However, several years of snowpack and climate challenges have led Iditarod officials to create a “restart” where the race now begins in Willow, Alaska, a small town over 72 miles north of Anchorage.

“Willow is an area where the climate has been fairly consistent and gives us more snow there,” St. George said, adding that the race’s official start time moved from 10:00 a.m. to 2:00 p.m. to help the sled dogs acclimate

“The nights are cooler and the days are warmer, especially this time of year. So that time change enabled the dogs to acclimate as they were running.”

To ensure the Iditarod trail has enough snowpack for safe sledding, St. George says Anchorage and Willow stockpile snow that is then trucked out along the path ahead of the race.

“It is totally snow recycling,” St. George said, noting that keeping the Alaskan ecosystem intact amid the race is a top priority for the Iditarod Trail Committee and the Iditarod Historic Trail Alliance.

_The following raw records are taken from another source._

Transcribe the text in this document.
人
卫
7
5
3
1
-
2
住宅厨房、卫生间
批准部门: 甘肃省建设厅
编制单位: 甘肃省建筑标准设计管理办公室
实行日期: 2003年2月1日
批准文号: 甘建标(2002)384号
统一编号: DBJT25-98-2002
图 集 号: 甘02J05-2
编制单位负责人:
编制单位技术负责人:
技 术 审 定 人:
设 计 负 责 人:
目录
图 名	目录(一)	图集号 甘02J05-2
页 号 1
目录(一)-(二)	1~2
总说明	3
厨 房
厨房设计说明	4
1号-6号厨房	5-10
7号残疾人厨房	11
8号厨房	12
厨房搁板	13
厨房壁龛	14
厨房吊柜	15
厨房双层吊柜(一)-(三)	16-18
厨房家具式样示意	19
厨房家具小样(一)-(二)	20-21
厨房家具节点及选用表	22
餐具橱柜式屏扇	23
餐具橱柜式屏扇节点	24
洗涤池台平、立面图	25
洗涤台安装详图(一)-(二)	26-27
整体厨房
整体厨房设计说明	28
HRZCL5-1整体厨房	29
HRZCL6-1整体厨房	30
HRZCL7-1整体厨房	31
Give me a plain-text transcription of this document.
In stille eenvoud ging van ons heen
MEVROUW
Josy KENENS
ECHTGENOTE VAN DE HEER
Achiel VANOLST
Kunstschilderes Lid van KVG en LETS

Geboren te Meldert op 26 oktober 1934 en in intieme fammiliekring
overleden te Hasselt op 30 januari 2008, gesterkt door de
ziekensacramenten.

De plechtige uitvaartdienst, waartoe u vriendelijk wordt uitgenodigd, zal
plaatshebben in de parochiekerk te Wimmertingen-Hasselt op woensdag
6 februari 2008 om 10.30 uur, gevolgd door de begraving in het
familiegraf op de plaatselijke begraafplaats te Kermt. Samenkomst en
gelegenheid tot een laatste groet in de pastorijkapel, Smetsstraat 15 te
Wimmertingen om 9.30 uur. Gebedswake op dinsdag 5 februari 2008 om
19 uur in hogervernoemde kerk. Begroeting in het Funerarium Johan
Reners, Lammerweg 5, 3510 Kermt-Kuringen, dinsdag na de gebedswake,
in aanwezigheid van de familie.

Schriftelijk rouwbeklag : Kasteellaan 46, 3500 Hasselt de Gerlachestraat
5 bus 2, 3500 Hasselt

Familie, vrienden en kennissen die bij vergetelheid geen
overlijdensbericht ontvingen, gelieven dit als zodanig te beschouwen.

“If we’re not going to walk our talk and take the lead on what’s relevant and important to this ecosystem that we are a part of, then we’re not going to survive,” he said.

St. George, who has worked with the Iditarod Trail Committee since 2004, explained how the effects of climate change have been evident throughout his career in Alaska.

“We seem to think of it as a slow process, but it’s not. It is very, very important to note that we have seen these kinds of changes, spikes in climate,” St. George said. “And that is the definition of climate change.”

This year’s Iditarod race ended in tragedy for three sled dogs, who all collapsed and died along the trail despite life-saving efforts by on-site veterinarians, according to race officials.

Iditarod officials said initial necropsies have not provided causes of death for the dogs.

People for the Ethical Treatment of Animals (PETA) has repeatedly called for sled dog racing, and specifically the Iditarod race, to be stopped, calling the arduous 1,000-mile competition “animal abuse.”

“A small portion of the Iditarod trail this year was actually expected to be bare because of a lack of snow,” Melanie Johnson, a senior campaign manager with PETA, claimed to ABC News. “But that didn’t prevent mushers from dangerously forcing dogs to race on it.”

Johnson hopes that the effects of climate change are considered in sled dogs’ welfare, saying, “The climate catastrophe has made dogsledding in some areas more difficult or even impossible. The dogs who are forced to spend their lives on the end of a chain and run until their bodies break down can’t wait any longer.”

From the 1,000-mile trek through the Alaskan wilderness to McCready’s dogsled tour through the Canadian forests, rising temperatures are threatening the future of a centuries-old practice, something McCready believes is a “huge part of our history.”

“We don’t need to dog sled, we don’t need to ride horses, but just because these things that were such a huge part of our history aren’t needed, it doesn’t mean that they’re not still incredible experiences,” McCready said. “You can’t be around dogsledding and not see how much everyone absolutely just lives to do it — dogs and people.”

For McCready, the impact of climate change on professional dogsledding races is disheartening and she urges people to experience it while they have the chance.

“You know, with climate change, who knows how much longer these events will be able to keep going,” McCready said. “So, if it’s on your list, don’t put it off.”